In General, the Russians seem to be tired constantly hear about what their Patriotic duty is to hate the Western world and the USA in particular. In Russia there is no alternative model of development of society towards democracy, except for vague references to traditional conservative values, steeped in a deep dissatisfaction with the present.

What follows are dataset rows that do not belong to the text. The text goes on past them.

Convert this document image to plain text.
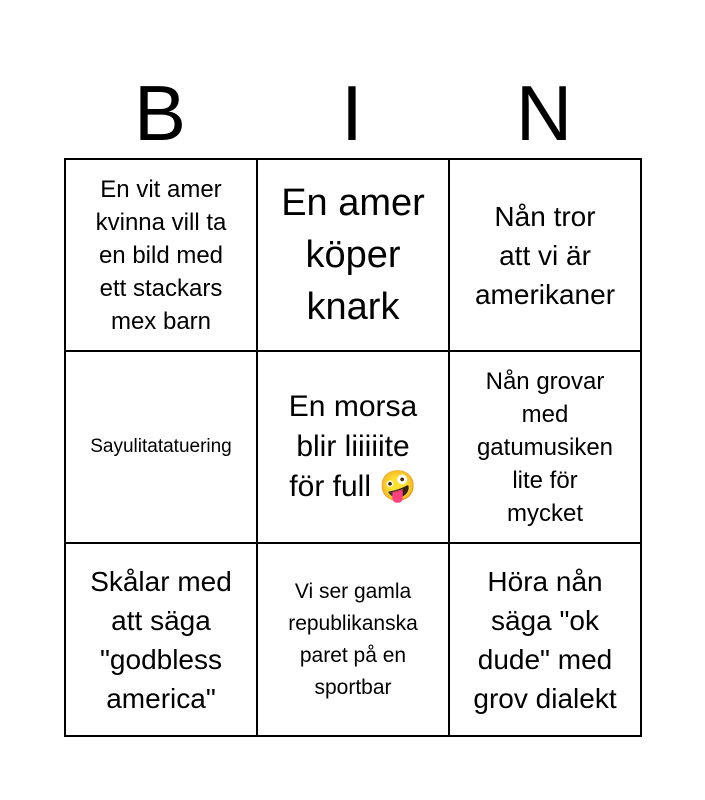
B	I	N
En vit amer
kvinna vill ta
en bild med
ett stackars
mex barn
En amer
köper
knark
Nån tror
att vi är
amerikaner
Sayulitatatuering
En morsa
blir liiiiite
för full 🤪
Nån grovar
med
gatumusiken
lite för
mycket
Skålar med
att säga
"godbless
america"
Vi ser gamla
republikanska
paret på en
sportbar
Höra nån
säga "ok
dude" med
grov dialekt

Putin still enjoys great popularity among the majority of elderly Russians, although their dissatisfaction with the stagnant (which means a permanent worsening) economic situation in the country becomes more tangible than it has been for many years, almost from the beginning of 2000-ies. And those representatives of the younger generation, who have lived their entire life under the auspices of the ossified Putin regime, protest against him more and more actively and vociferously. They are tired of what they keep back and forcibly pushed back into the past. They want to live both in Russia and in the world.

“Santa Barbara” continues to live. But graffiti “Santa Barbara forever!” on the wall of a residential building in St. Petersburg, where in 1993 my parents lived, no longer exists.


Mikhail Iossel was born in Leningrad and author of a collection of short stories “Every hunter wants to know”.